In line with the great names from the 60s and 70s to whom the MACBA has dedicated exhibitions, on May 14, 2026, a retrospective of the Canadian Stan Douglas (Ontario, 1960) will arrive. He is known for his exploration of the way in which technology and the media affect perception and collective memory. This exhibition is a co-production with the Jeu de Paume. The exhibition will be on display in Barcelona until January 10, 2027, and will then be on display at the Parisian center.

Also in line with audiovisual work, it will then arrive Light entered through the cracks. Collective creation in motion: from community video to contemporary collaborative practices. (from July 23, 2026 to January 11, 2027), curated by the museum's research director, María Berríos, and artist Daniel Gasol. The central focus is the experience of the Vídeo-Nou / Community Video Service collective in Catalonia during the Transition, known for its understanding of video as a political and social tool capable of generating processes of self-organization, neighborhood empowerment, and counter-information.
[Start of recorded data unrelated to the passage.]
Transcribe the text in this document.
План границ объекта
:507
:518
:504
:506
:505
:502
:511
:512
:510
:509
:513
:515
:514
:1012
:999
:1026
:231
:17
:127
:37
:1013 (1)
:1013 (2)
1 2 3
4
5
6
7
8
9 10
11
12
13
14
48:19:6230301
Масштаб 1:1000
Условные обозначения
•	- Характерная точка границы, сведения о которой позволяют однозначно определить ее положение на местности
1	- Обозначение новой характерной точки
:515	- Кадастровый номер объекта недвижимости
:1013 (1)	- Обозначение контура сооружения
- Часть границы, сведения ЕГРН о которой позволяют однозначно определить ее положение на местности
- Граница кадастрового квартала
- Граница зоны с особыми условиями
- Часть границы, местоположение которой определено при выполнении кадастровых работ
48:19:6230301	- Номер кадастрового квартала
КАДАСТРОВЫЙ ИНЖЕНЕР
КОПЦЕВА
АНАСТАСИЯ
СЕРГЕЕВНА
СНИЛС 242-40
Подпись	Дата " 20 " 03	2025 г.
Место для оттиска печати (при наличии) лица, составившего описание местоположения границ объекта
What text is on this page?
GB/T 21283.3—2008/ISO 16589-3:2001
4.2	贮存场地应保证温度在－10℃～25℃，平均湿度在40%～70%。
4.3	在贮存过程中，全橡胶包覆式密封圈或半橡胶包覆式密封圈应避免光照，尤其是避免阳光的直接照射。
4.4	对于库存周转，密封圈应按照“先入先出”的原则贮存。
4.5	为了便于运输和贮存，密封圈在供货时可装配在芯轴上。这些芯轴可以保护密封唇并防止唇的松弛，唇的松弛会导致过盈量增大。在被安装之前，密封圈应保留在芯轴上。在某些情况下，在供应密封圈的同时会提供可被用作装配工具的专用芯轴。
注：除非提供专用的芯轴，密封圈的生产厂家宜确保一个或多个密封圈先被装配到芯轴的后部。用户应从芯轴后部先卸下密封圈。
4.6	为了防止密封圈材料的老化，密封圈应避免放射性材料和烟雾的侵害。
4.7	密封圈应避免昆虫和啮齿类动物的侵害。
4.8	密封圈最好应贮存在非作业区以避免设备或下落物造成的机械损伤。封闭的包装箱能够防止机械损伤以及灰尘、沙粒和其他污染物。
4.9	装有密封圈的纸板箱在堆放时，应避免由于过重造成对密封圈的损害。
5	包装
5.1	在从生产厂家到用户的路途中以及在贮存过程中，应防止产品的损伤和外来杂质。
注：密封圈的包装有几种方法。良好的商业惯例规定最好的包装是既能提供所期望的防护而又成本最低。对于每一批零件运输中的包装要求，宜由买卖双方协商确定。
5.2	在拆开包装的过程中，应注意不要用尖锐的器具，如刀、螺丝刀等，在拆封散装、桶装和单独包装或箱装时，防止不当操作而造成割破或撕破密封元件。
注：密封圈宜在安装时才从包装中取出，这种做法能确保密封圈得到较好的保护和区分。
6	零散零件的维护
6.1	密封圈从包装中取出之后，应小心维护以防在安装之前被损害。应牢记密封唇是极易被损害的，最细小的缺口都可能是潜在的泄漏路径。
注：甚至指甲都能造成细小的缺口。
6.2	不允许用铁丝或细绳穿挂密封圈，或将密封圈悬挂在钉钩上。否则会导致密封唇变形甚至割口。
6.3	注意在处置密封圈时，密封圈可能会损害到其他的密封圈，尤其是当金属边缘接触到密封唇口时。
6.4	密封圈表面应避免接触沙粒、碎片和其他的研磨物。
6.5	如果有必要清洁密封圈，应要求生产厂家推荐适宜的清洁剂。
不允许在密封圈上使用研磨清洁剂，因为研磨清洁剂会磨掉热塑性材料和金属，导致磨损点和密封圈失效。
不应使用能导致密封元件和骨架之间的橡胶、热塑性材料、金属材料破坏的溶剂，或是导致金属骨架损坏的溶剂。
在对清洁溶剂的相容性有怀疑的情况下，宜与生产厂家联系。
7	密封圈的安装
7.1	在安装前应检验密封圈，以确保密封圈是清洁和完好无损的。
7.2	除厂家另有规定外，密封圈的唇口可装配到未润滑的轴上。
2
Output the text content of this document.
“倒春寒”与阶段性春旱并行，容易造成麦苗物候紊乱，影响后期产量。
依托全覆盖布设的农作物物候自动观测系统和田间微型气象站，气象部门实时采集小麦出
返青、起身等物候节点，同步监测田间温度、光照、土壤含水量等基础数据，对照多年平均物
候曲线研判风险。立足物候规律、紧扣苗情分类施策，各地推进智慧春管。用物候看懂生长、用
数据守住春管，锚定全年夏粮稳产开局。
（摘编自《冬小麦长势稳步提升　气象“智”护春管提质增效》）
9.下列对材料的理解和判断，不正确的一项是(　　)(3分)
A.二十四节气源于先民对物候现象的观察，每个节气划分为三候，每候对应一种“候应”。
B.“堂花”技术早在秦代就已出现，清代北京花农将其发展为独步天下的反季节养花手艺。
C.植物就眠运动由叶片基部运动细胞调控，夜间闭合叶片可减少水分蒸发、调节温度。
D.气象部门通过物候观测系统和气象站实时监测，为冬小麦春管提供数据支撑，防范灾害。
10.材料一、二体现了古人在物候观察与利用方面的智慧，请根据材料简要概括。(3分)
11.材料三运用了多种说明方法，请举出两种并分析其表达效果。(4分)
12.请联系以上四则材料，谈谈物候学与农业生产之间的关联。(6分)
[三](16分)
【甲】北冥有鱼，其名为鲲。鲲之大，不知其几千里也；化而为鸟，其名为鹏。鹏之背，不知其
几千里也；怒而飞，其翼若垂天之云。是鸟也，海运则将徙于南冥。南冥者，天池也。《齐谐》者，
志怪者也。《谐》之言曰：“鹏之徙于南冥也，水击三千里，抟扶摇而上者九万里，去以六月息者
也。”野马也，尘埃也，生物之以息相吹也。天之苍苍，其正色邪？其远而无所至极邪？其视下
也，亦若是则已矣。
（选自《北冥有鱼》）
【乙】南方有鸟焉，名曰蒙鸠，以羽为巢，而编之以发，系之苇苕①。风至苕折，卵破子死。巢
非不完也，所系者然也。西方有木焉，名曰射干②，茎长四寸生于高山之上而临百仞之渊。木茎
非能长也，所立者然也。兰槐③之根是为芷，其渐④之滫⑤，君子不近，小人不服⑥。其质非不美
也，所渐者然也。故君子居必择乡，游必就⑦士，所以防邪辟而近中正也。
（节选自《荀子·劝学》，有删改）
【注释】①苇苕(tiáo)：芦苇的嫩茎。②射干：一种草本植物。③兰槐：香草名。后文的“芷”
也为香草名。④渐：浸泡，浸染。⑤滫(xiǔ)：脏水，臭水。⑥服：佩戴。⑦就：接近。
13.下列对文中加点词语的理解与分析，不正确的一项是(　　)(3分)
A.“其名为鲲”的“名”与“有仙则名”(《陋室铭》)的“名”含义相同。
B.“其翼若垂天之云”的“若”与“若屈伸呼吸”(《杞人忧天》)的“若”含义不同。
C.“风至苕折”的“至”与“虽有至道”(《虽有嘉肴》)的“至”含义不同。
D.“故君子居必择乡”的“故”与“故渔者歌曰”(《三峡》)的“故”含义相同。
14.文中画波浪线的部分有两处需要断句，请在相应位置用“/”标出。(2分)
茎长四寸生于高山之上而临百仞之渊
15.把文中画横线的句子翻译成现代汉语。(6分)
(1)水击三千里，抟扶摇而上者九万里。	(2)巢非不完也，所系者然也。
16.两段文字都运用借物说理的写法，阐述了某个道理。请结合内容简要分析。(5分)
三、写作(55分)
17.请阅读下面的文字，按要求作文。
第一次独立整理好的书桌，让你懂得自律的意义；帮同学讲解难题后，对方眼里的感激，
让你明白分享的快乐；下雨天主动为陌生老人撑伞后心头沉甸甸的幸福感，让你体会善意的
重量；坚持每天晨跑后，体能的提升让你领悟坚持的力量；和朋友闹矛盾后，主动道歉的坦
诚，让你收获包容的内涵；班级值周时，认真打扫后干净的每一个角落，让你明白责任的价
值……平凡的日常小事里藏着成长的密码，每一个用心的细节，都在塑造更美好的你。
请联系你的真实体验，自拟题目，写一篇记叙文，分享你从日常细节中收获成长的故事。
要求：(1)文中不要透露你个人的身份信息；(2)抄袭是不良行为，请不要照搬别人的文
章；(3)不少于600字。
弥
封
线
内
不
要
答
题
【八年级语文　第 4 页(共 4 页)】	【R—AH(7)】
Starting from this historic center, the exhibition unfolds into different thematic areas that interweave archives, practices, and strategies of other national and international collectives, both historical and contemporary.

'Herkules Oktogon III', by Stan Douglas.

The 30th year of MACBA has a budget in line with this year's, €12.6 million, although it has not yet been finalized. The program will conclude with a bang, with a retrospective of Barcelona-based artist Aurèlia Muñoz (1926–2011), considered a key figure in understanding contemporary textile art worldwide (from November 5, 2026, to March 29, 2027). A previously unseen selection of large macramé structures from Spanish, European, and American institutional collections will be on display, as well as a broad selection of her drawings, which have also not been publicly shown before.

The Muñoz retrospective is organized by MACBA with the Museo Reina Sofía in Madrid and has been conceived as a collective project for the Einaidea research platform of the Eina Foundation, in close collaboration with the Aurèlia Muñoz Archive. The project is scientifically directed by Manuel Cirauqui, director of Einaidea, and the curators are Rosa Lleó, associate researcher at Einaidea; Silvia Ventosa Muñoz, head of the Aurèlia Muñoz Archive; and Aída Roger, assistant curator at MACBA.